Face à cet important développement de la situation, le gouvernement
français a réaffirmé sa détermination à empêcher les «groupes armés»
de porter atteinte aux populations dans la zone de sécurité dont elle
souhaite la création dans le sud-ouest de ce pays.
Sur le terrain, le FPR a pris le contrôle de la totalité de Kigali
désertée, après s'être emparé lors de violents combats de l'important
camp de la gendarmerie de Kacyiru (nord de la ville) et du camp de la
garde présidentielle à l'est. Ces deux camps étaient les principales
positions que les forces gouvernementales conservaient dans la ville.
Lundi matin, les armes s'étaient tues alors que les rebelles
pénétraient dans le centre-ville. L'avancée du FPR a immédiatement
provoqué un nouvel exode de la population qui s'est lancée sur les
routes de l'ouest et du nord du pays, alors que les forces armées ont
fui la ville de même que leur commandement.

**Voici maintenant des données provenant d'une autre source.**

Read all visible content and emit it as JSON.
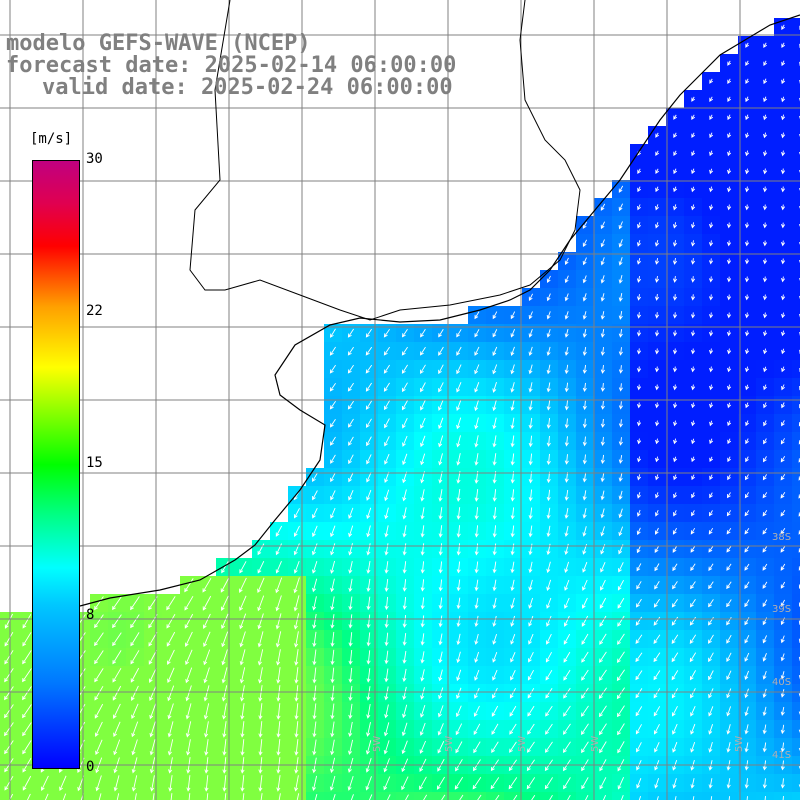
{
  "title": {
    "line1": "modelo GEFS-WAVE (NCEP)",
    "line2": "forecast date: 2025-02-14 06:00:00",
    "line3": "valid date: 2025-02-24 06:00:00"
  },
  "colorbar": {
    "unit": "[m/s]",
    "ticks": [
      "30",
      "22",
      "15",
      "8",
      "0"
    ],
    "stops": [
      "#0000ff",
      "#00c8ff",
      "#00ffff",
      "#00ff00",
      "#ffff00",
      "#ff0000",
      "#c00080"
    ]
  },
  "lat_labels": [
    "38S",
    "39S",
    "40S",
    "41S"
  ],
  "lon_labels": [
    "5W",
    "5W",
    "5W",
    "5W",
    "5W"
  ],
  "colors": {
    "land": "#ffffff",
    "grid": "#808080",
    "coast": "#000000",
    "arrow": "#ffffff"
  }
}
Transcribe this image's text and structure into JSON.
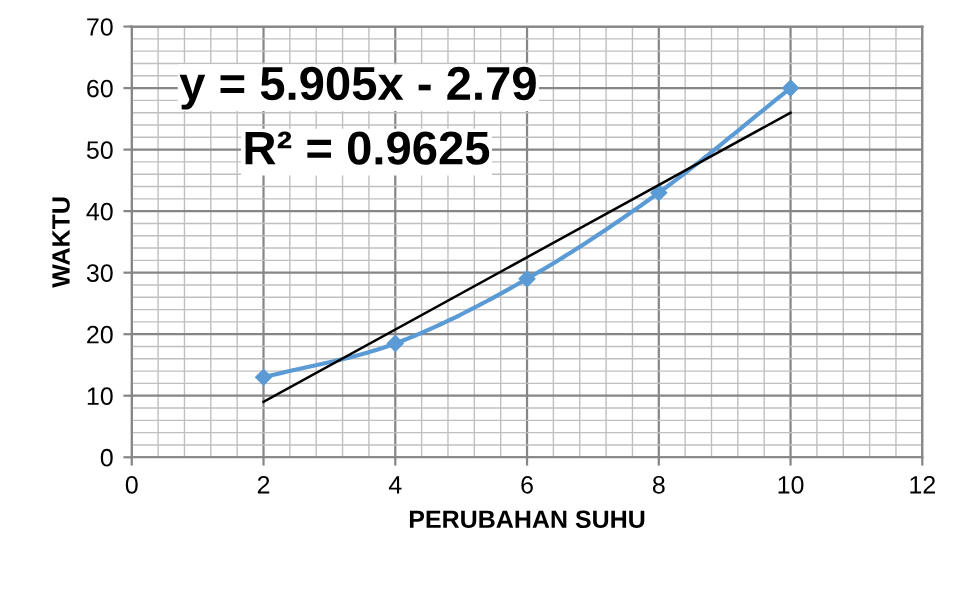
{
  "chart_data": {
    "type": "line",
    "xlabel": "PERUBAHAN SUHU",
    "ylabel": "WAKTU",
    "xlim": [
      0,
      12
    ],
    "xticks": [
      0,
      2,
      4,
      6,
      8,
      10,
      12
    ],
    "ylim": [
      0,
      70
    ],
    "yticks": [
      0,
      10,
      20,
      30,
      40,
      50,
      60,
      70
    ],
    "grid": true,
    "marker": "diamond",
    "line_style": "solid",
    "series": [
      {
        "color": "#5b9bd5",
        "x": [
          2,
          4,
          6,
          8,
          10
        ],
        "values": [
          13,
          18.5,
          29,
          43,
          60
        ]
      },
      {
        "color": "#000000",
        "x": [
          2,
          10
        ],
        "values": [
          9,
          56
        ],
        "marker": "none"
      }
    ],
    "annotations": [
      "y = 5.905x - 2.79",
      "R² = 0.9625"
    ]
  }
}
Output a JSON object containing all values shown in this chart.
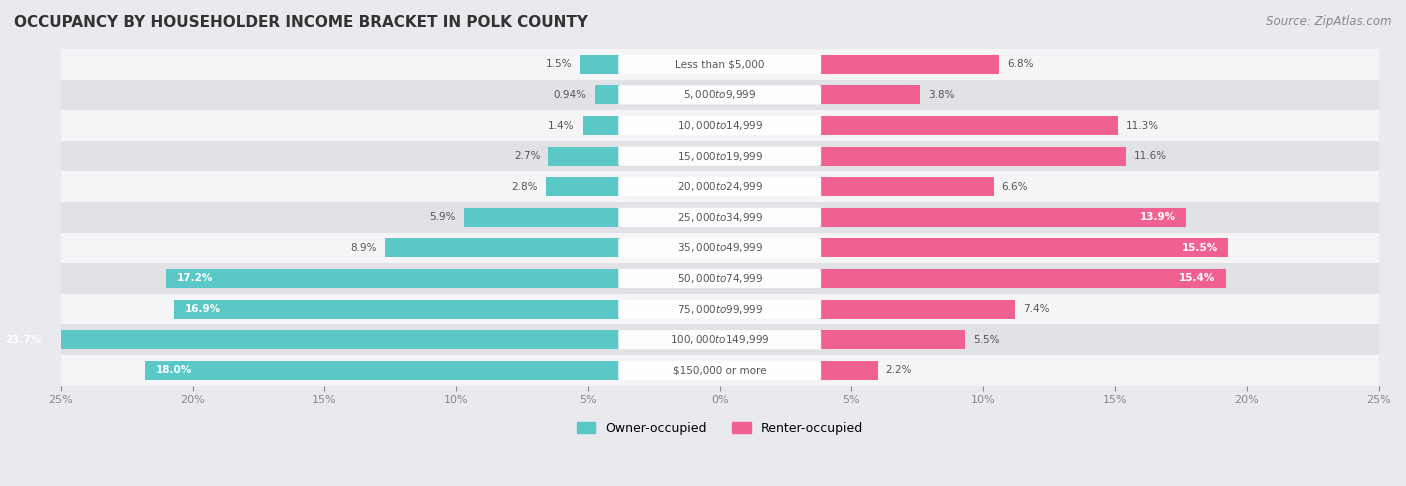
{
  "title": "OCCUPANCY BY HOUSEHOLDER INCOME BRACKET IN POLK COUNTY",
  "source": "Source: ZipAtlas.com",
  "categories": [
    "Less than $5,000",
    "$5,000 to $9,999",
    "$10,000 to $14,999",
    "$15,000 to $19,999",
    "$20,000 to $24,999",
    "$25,000 to $34,999",
    "$35,000 to $49,999",
    "$50,000 to $74,999",
    "$75,000 to $99,999",
    "$100,000 to $149,999",
    "$150,000 or more"
  ],
  "owner_values": [
    1.5,
    0.94,
    1.4,
    2.7,
    2.8,
    5.9,
    8.9,
    17.2,
    16.9,
    23.7,
    18.0
  ],
  "renter_values": [
    6.8,
    3.8,
    11.3,
    11.6,
    6.6,
    13.9,
    15.5,
    15.4,
    7.4,
    5.5,
    2.2
  ],
  "owner_color": "#5BC8C8",
  "renter_color": "#F06090",
  "owner_label": "Owner-occupied",
  "renter_label": "Renter-occupied",
  "xlim": 25.0,
  "bar_height": 0.62,
  "label_band_half": 3.8,
  "bg_color": "#e8eaed",
  "row_bg_light": "#f5f5f7",
  "row_bg_dark": "#e0e2e6",
  "title_fontsize": 11,
  "label_fontsize": 7.5,
  "source_fontsize": 8.5,
  "tick_fontsize": 8
}
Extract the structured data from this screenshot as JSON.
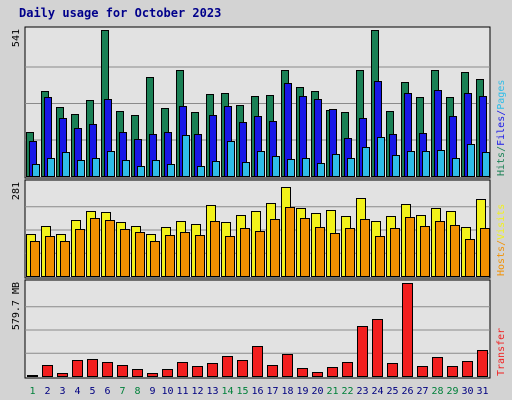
{
  "title": "Daily usage for October 2023",
  "colors": {
    "background": "#d3d3d3",
    "plot_bg": "#e2e2e2",
    "title": "#00008b",
    "hits": "#1a8055",
    "files": "#1818e8",
    "pages": "#2ebde8",
    "visits": "#f2f21a",
    "sites": "#f29000",
    "kbytes": "#f21f1f",
    "day_weekday": "#000080",
    "day_weekend": "#00803a"
  },
  "chart_data": {
    "type": "bar",
    "days": [
      "1",
      "2",
      "3",
      "4",
      "5",
      "6",
      "7",
      "8",
      "9",
      "10",
      "11",
      "12",
      "13",
      "14",
      "15",
      "16",
      "17",
      "18",
      "19",
      "20",
      "21",
      "22",
      "23",
      "24",
      "25",
      "26",
      "27",
      "28",
      "29",
      "30",
      "31"
    ],
    "weekend_days": [
      "1",
      "7",
      "8",
      "14",
      "15",
      "21",
      "22",
      "28",
      "29"
    ],
    "panels": [
      {
        "axis_label": "541",
        "max": 541,
        "label_parts": [
          {
            "text": "Hits",
            "color_key": "hits"
          },
          {
            "text": "/",
            "color_key": "hits"
          },
          {
            "text": "Files",
            "color_key": "files"
          },
          {
            "text": "/",
            "color_key": "files"
          },
          {
            "text": "Pages",
            "color_key": "pages"
          }
        ],
        "series": [
          {
            "name": "Hits",
            "color_key": "hits",
            "values": [
              163,
              316,
              257,
              231,
              282,
              541,
              242,
              226,
              368,
              251,
              393,
              237,
              304,
              309,
              263,
              298,
              299,
              391,
              328,
              316,
              245,
              236,
              394,
              541,
              241,
              350,
              291,
              392,
              291,
              384,
              361
            ]
          },
          {
            "name": "Files",
            "color_key": "files",
            "values": [
              130,
              292,
              215,
              177,
              192,
              287,
              162,
              137,
              154,
              164,
              260,
              154,
              227,
              260,
              201,
              224,
              203,
              345,
              297,
              287,
              247,
              142,
              214,
              353,
              157,
              309,
              160,
              320,
              223,
              306,
              298
            ]
          },
          {
            "name": "Pages",
            "color_key": "pages",
            "values": [
              46,
              67,
              89,
              59,
              66,
              93,
              61,
              38,
              60,
              45,
              153,
              38,
              56,
              129,
              52,
              94,
              74,
              64,
              66,
              48,
              82,
              66,
              106,
              145,
              77,
              91,
              91,
              97,
              66,
              120,
              89
            ]
          }
        ]
      },
      {
        "axis_label": "281",
        "max": 281,
        "label_parts": [
          {
            "text": "Hosts",
            "color_key": "sites"
          },
          {
            "text": "/",
            "color_key": "sites"
          },
          {
            "text": "Visits",
            "color_key": "visits"
          }
        ],
        "series": [
          {
            "name": "Visits",
            "color_key": "visits",
            "values": [
              128,
              150,
              127,
              168,
              195,
              194,
              163,
              151,
              128,
              149,
              165,
              158,
              216,
              164,
              184,
              196,
              220,
              270,
              206,
              189,
              198,
              181,
              236,
              167,
              180,
              218,
              184,
              205,
              196,
              148,
              232
            ]
          },
          {
            "name": "Hosts",
            "color_key": "sites",
            "values": [
              106,
              122,
              107,
              142,
              175,
              169,
              141,
              132,
              105,
              125,
              134,
              123,
              167,
              120,
              144,
              136,
              173,
              207,
              175,
              149,
              131,
              144,
              171,
              122,
              146,
              179,
              152,
              166,
              153,
              111,
              146
            ]
          }
        ]
      },
      {
        "axis_label": "579.7 MB",
        "max": 579.7,
        "label_parts": [
          {
            "text": "Transfer",
            "color_key": "kbytes"
          }
        ],
        "series": [
          {
            "name": "Transfer",
            "color_key": "kbytes",
            "values": [
              6.5,
              67,
              19.5,
              98,
              104,
              90,
              71,
              45,
              19.5,
              45,
              90,
              65,
              84,
              124,
              99,
              188,
              71,
              136,
              47,
              26,
              58,
              87,
              310,
              354,
              84,
              579.7,
              64,
              116,
              61,
              91,
              161
            ]
          }
        ]
      }
    ]
  }
}
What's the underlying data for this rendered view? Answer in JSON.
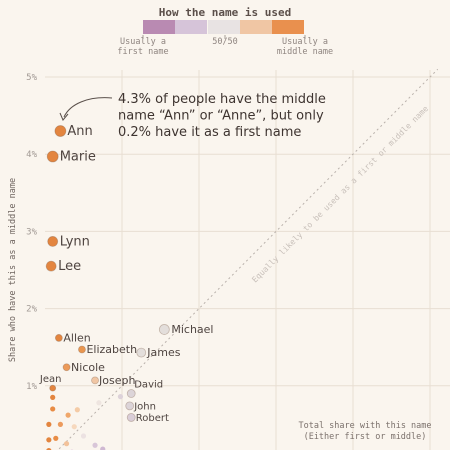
{
  "chart_data": {
    "type": "scatter",
    "legend": {
      "title": "How the name is used",
      "labels": [
        "Usually a\nfirst name",
        "50/50",
        "Usually a\nmiddle name"
      ],
      "colors": [
        "#b98ab2",
        "#d6c4d9",
        "#e8e3e3",
        "#f0c6a4",
        "#e9904e"
      ],
      "placement": "top-center"
    },
    "yaxis": {
      "label": "Share who have this as a middle name",
      "ticks": [
        "1%",
        "2%",
        "3%",
        "4%",
        "5%"
      ],
      "tick_values": [
        1,
        2,
        3,
        4,
        5
      ],
      "ylim": [
        0,
        5.1
      ]
    },
    "annotation": {
      "text_lines": [
        "4.3% of people have the middle",
        "name “Ann” or “Anne”, but only",
        "0.2% have it as a first name"
      ]
    },
    "diagonal_label": "Equally likely to be used as a first or middle name",
    "size_legend": {
      "title_lines": [
        "Total share with this name",
        "(Either first or middle)"
      ]
    },
    "points": [
      {
        "name": "Ann",
        "x": 0.2,
        "y": 4.3,
        "color": "#e3853f",
        "labeled": true
      },
      {
        "name": "Marie",
        "x": 0.1,
        "y": 3.97,
        "color": "#e3853f",
        "labeled": true
      },
      {
        "name": "Lynn",
        "x": 0.1,
        "y": 2.87,
        "color": "#e3853f",
        "labeled": true
      },
      {
        "name": "Lee",
        "x": 0.08,
        "y": 2.55,
        "color": "#e3853f",
        "labeled": true
      },
      {
        "name": "Michael",
        "x": 1.55,
        "y": 1.73,
        "color": "#e3dedb",
        "labeled": true
      },
      {
        "name": "Allen",
        "x": 0.18,
        "y": 1.62,
        "color": "#e3853f",
        "labeled": true
      },
      {
        "name": "Elizabeth",
        "x": 0.48,
        "y": 1.47,
        "color": "#e9964f",
        "labeled": true
      },
      {
        "name": "James",
        "x": 1.25,
        "y": 1.43,
        "color": "#e3dedb",
        "labeled": true
      },
      {
        "name": "Nicole",
        "x": 0.28,
        "y": 1.24,
        "color": "#ec9a59",
        "labeled": true
      },
      {
        "name": "Joseph",
        "x": 0.65,
        "y": 1.07,
        "color": "#f0c6a4",
        "labeled": true
      },
      {
        "name": "Jean",
        "x": 0.1,
        "y": 0.97,
        "color": "#e3853f",
        "labeled": true
      },
      {
        "name": "David",
        "x": 1.12,
        "y": 0.9,
        "color": "#dcd4d8",
        "labeled": true
      },
      {
        "name": "John",
        "x": 1.1,
        "y": 0.74,
        "color": "#dcd4d8",
        "labeled": true
      },
      {
        "name": "Robert",
        "x": 1.12,
        "y": 0.59,
        "color": "#d9cdd7",
        "labeled": true
      },
      {
        "name": "",
        "x": 0.1,
        "y": 0.85,
        "color": "#e3853f",
        "labeled": false
      },
      {
        "name": "",
        "x": 0.1,
        "y": 0.7,
        "color": "#e88c45",
        "labeled": false
      },
      {
        "name": "",
        "x": 0.3,
        "y": 0.62,
        "color": "#f0a76a",
        "labeled": false
      },
      {
        "name": "",
        "x": 0.42,
        "y": 0.69,
        "color": "#f4cba6",
        "labeled": false
      },
      {
        "name": "",
        "x": 0.7,
        "y": 0.78,
        "color": "#eee5e0",
        "labeled": false
      },
      {
        "name": "",
        "x": 0.98,
        "y": 0.86,
        "color": "#ddd2d9",
        "labeled": false
      },
      {
        "name": "",
        "x": 0.05,
        "y": 0.5,
        "color": "#e3853f",
        "labeled": false
      },
      {
        "name": "",
        "x": 0.2,
        "y": 0.5,
        "color": "#ec9b5d",
        "labeled": false
      },
      {
        "name": "",
        "x": 0.38,
        "y": 0.47,
        "color": "#f6d8bd",
        "labeled": false
      },
      {
        "name": "",
        "x": 0.5,
        "y": 0.35,
        "color": "#ece2e2",
        "labeled": false
      },
      {
        "name": "",
        "x": 0.05,
        "y": 0.3,
        "color": "#e3853f",
        "labeled": false
      },
      {
        "name": "",
        "x": 0.14,
        "y": 0.32,
        "color": "#e88c45",
        "labeled": false
      },
      {
        "name": "",
        "x": 0.28,
        "y": 0.25,
        "color": "#f3c29a",
        "labeled": false
      },
      {
        "name": "",
        "x": 0.65,
        "y": 0.23,
        "color": "#d8c6d8",
        "labeled": false
      },
      {
        "name": "",
        "x": 0.75,
        "y": 0.18,
        "color": "#cfb8d2",
        "labeled": false
      },
      {
        "name": "",
        "x": 0.05,
        "y": 0.16,
        "color": "#e3853f",
        "labeled": false
      },
      {
        "name": "",
        "x": 0.12,
        "y": 0.13,
        "color": "#e88c45",
        "labeled": false
      },
      {
        "name": "",
        "x": 0.22,
        "y": 0.1,
        "color": "#eec7b8",
        "labeled": false
      },
      {
        "name": "",
        "x": 0.35,
        "y": 0.14,
        "color": "#d9bfd8",
        "labeled": false
      },
      {
        "name": "",
        "x": 0.5,
        "y": 0.13,
        "color": "#c9a6c7",
        "labeled": false
      },
      {
        "name": "",
        "x": 0.62,
        "y": 0.08,
        "color": "#bf96bd",
        "labeled": false
      },
      {
        "name": "",
        "x": 0.8,
        "y": 0.05,
        "color": "#c9a6c7",
        "labeled": false
      },
      {
        "name": "",
        "x": 0.02,
        "y": 0.04,
        "color": "#e3853f",
        "labeled": false
      },
      {
        "name": "",
        "x": 0.16,
        "y": 0.03,
        "color": "#f0b28a",
        "labeled": false
      },
      {
        "name": "",
        "x": 0.45,
        "y": 0.02,
        "color": "#c39ac0",
        "labeled": false
      }
    ]
  }
}
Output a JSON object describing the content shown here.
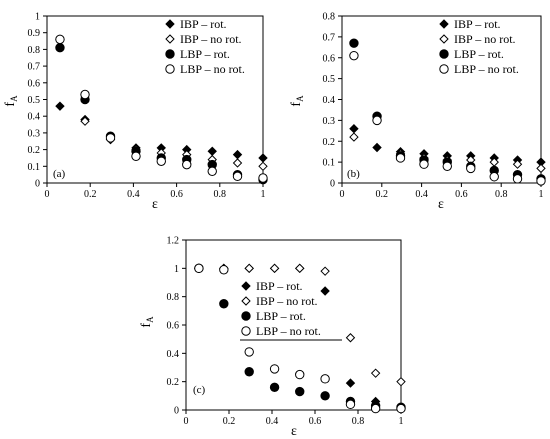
{
  "chart_data": [
    {
      "type": "scatter",
      "panel_label": "(a)",
      "xlabel": "ε",
      "ylabel": "fA",
      "xlim": [
        0,
        1
      ],
      "ylim": [
        0,
        1
      ],
      "x_ticks": [
        "0",
        "0.2",
        "0.4",
        "0.6",
        "0.8",
        "1"
      ],
      "y_ticks": [
        "0",
        "0.1",
        "0.2",
        "0.3",
        "0.4",
        "0.5",
        "0.6",
        "0.7",
        "0.8",
        "0.9",
        "1"
      ],
      "legend": "top-right",
      "series": [
        {
          "name": "IBP – rot.",
          "marker": "diamond-filled",
          "x": [
            0.06,
            0.176,
            0.294,
            0.412,
            0.529,
            0.647,
            0.765,
            0.882,
            1.0
          ],
          "y": [
            0.46,
            0.38,
            0.26,
            0.21,
            0.21,
            0.2,
            0.19,
            0.17,
            0.15
          ]
        },
        {
          "name": "IBP – no rot.",
          "marker": "diamond-open",
          "x": [
            0.06,
            0.176,
            0.294,
            0.412,
            0.529,
            0.647,
            0.765,
            0.882,
            1.0
          ],
          "y": [
            0.86,
            0.37,
            0.26,
            0.2,
            0.18,
            0.17,
            0.14,
            0.12,
            0.1
          ]
        },
        {
          "name": "LBP – rot.",
          "marker": "circle-filled",
          "x": [
            0.06,
            0.176,
            0.294,
            0.412,
            0.529,
            0.647,
            0.765,
            0.882,
            1.0
          ],
          "y": [
            0.81,
            0.5,
            0.28,
            0.19,
            0.15,
            0.14,
            0.11,
            0.05,
            0.02
          ]
        },
        {
          "name": "LBP – no rot.",
          "marker": "circle-open",
          "x": [
            0.06,
            0.176,
            0.294,
            0.412,
            0.529,
            0.647,
            0.765,
            0.882,
            1.0
          ],
          "y": [
            0.86,
            0.53,
            0.27,
            0.16,
            0.13,
            0.11,
            0.07,
            0.04,
            0.03
          ]
        }
      ]
    },
    {
      "type": "scatter",
      "panel_label": "(b)",
      "xlabel": "ε",
      "ylabel": "fA",
      "xlim": [
        0,
        1
      ],
      "ylim": [
        0,
        0.8
      ],
      "x_ticks": [
        "0",
        "0.2",
        "0.4",
        "0.6",
        "0.8",
        "1"
      ],
      "y_ticks": [
        "0",
        "0.1",
        "0.2",
        "0.3",
        "0.4",
        "0.5",
        "0.6",
        "0.7",
        "0.8"
      ],
      "legend": "top-right",
      "series": [
        {
          "name": "IBP – rot.",
          "marker": "diamond-filled",
          "x": [
            0.06,
            0.176,
            0.294,
            0.412,
            0.529,
            0.647,
            0.765,
            0.882,
            1.0
          ],
          "y": [
            0.26,
            0.17,
            0.15,
            0.14,
            0.13,
            0.13,
            0.12,
            0.11,
            0.1
          ]
        },
        {
          "name": "IBP – no rot.",
          "marker": "diamond-open",
          "x": [
            0.06,
            0.176,
            0.294,
            0.412,
            0.529,
            0.647,
            0.765,
            0.882,
            1.0
          ],
          "y": [
            0.22,
            0.32,
            0.14,
            0.12,
            0.11,
            0.11,
            0.1,
            0.09,
            0.07
          ]
        },
        {
          "name": "LBP – rot.",
          "marker": "circle-filled",
          "x": [
            0.06,
            0.176,
            0.294,
            0.412,
            0.529,
            0.647,
            0.765,
            0.882,
            1.0
          ],
          "y": [
            0.67,
            0.32,
            0.13,
            0.11,
            0.1,
            0.08,
            0.06,
            0.04,
            0.02
          ]
        },
        {
          "name": "LBP – no rot.",
          "marker": "circle-open",
          "x": [
            0.06,
            0.176,
            0.294,
            0.412,
            0.529,
            0.647,
            0.765,
            0.882,
            1.0
          ],
          "y": [
            0.61,
            0.3,
            0.12,
            0.09,
            0.08,
            0.07,
            0.03,
            0.02,
            0.01
          ]
        }
      ]
    },
    {
      "type": "scatter",
      "panel_label": "(c)",
      "xlabel": "ε",
      "ylabel": "fA",
      "xlim": [
        0,
        1
      ],
      "ylim": [
        0,
        1.2
      ],
      "x_ticks": [
        "0",
        "0.2",
        "0.4",
        "0.6",
        "0.8",
        "1"
      ],
      "y_ticks": [
        "0",
        "0.2",
        "0.4",
        "0.6",
        "0.8",
        "1",
        "1.2"
      ],
      "legend": "center",
      "series": [
        {
          "name": "IBP – rot.",
          "marker": "diamond-filled",
          "x": [
            0.06,
            0.176,
            0.294,
            0.412,
            0.529,
            0.647,
            0.765,
            0.882,
            1.0
          ],
          "y": [
            1.0,
            1.0,
            1.0,
            1.0,
            1.0,
            0.84,
            0.19,
            0.06,
            0.01
          ]
        },
        {
          "name": "IBP – no rot.",
          "marker": "diamond-open",
          "x": [
            0.06,
            0.176,
            0.294,
            0.412,
            0.529,
            0.647,
            0.765,
            0.882,
            1.0
          ],
          "y": [
            1.0,
            1.0,
            1.0,
            1.0,
            1.0,
            0.98,
            0.51,
            0.26,
            0.2
          ]
        },
        {
          "name": "LBP – rot.",
          "marker": "circle-filled",
          "x": [
            0.06,
            0.176,
            0.294,
            0.412,
            0.529,
            0.647,
            0.765,
            0.882,
            1.0
          ],
          "y": [
            1.0,
            0.75,
            0.27,
            0.16,
            0.13,
            0.1,
            0.06,
            0.03,
            0.02
          ]
        },
        {
          "name": "LBP – no rot.",
          "marker": "circle-open",
          "x": [
            0.06,
            0.176,
            0.294,
            0.412,
            0.529,
            0.647,
            0.765,
            0.882,
            1.0
          ],
          "y": [
            1.0,
            0.99,
            0.41,
            0.29,
            0.25,
            0.22,
            0.04,
            0.01,
            0.01
          ]
        }
      ]
    }
  ]
}
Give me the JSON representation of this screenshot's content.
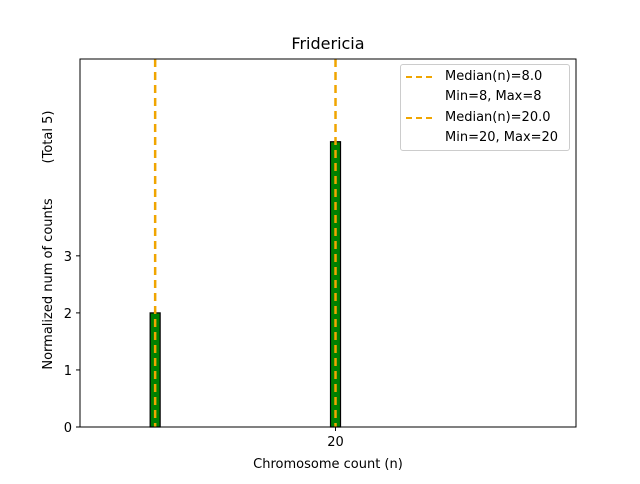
{
  "chart_data": {
    "type": "bar",
    "title": "Fridericia",
    "xlabel": "Chromosome count (n)",
    "ylabel_main": "Normalized num of counts",
    "ylabel_total": "(Total 5)",
    "x_ticks": [
      20
    ],
    "x_tick_labels": [
      "20"
    ],
    "y_ticks": [
      0,
      1,
      2,
      3
    ],
    "y_tick_labels": [
      "0",
      "1",
      "2",
      "3"
    ],
    "xlim": [
      3,
      36
    ],
    "ylim": [
      0,
      6.45
    ],
    "bars": [
      {
        "x": 8,
        "value": 2
      },
      {
        "x": 20,
        "value": 5
      }
    ],
    "baseline_segments": [
      [
        3,
        12
      ]
    ],
    "bar_color": "#008000",
    "bar_edge_color": "#000000",
    "median_lines": [
      {
        "x": 8,
        "color": "#f0a500"
      },
      {
        "x": 20,
        "color": "#f0a500"
      }
    ],
    "legend": [
      {
        "label": "Median(n)=8.0",
        "sub": "Min=8, Max=8"
      },
      {
        "label": "Median(n)=20.0",
        "sub": "Min=20, Max=20"
      }
    ],
    "legend_placement": "top-right",
    "grid": false
  }
}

Je suis si heureux, j'ai rêvé pendant tellement longtemps de marcher
dans les rues de Kigali, a dit le colonel du FPR Frank Mugambe, en
visitant l'ancien bastion des forces gouvernementales. Des colonnes
entières de soldats du FPR, épuisés et trempés, sont descendues des
collines pour prendre position dans la capitale.
Dans l'extrême sud du pays, Butare est tombé lundi matin aux mains du
FPR. Cette ville, située à 120 km de la frontière avec le Zaïre, avait
été qualifiée dimanche soir de ville-fantôme, abandonnée par ses
habitants ayant fui devant la poussée des rebelles. La ville est
privée totalement d'électricité, d'approvisionnement en carburant et
de nourriture.
C'est à la sortie de Butare que l'opération Turquoise a connu,
dimanche, son premier incident depuis le début de la mission des
troupes françaises au Rwanda, il y a dix jours. Selon des responsables
militaires français, une patrouille de parachutistes a répliqué à des
tirs de combattants du FPR non loin de la ville. Les tirs ont duré une
trentaine de secondes et n'ont pas fait de victime côté français.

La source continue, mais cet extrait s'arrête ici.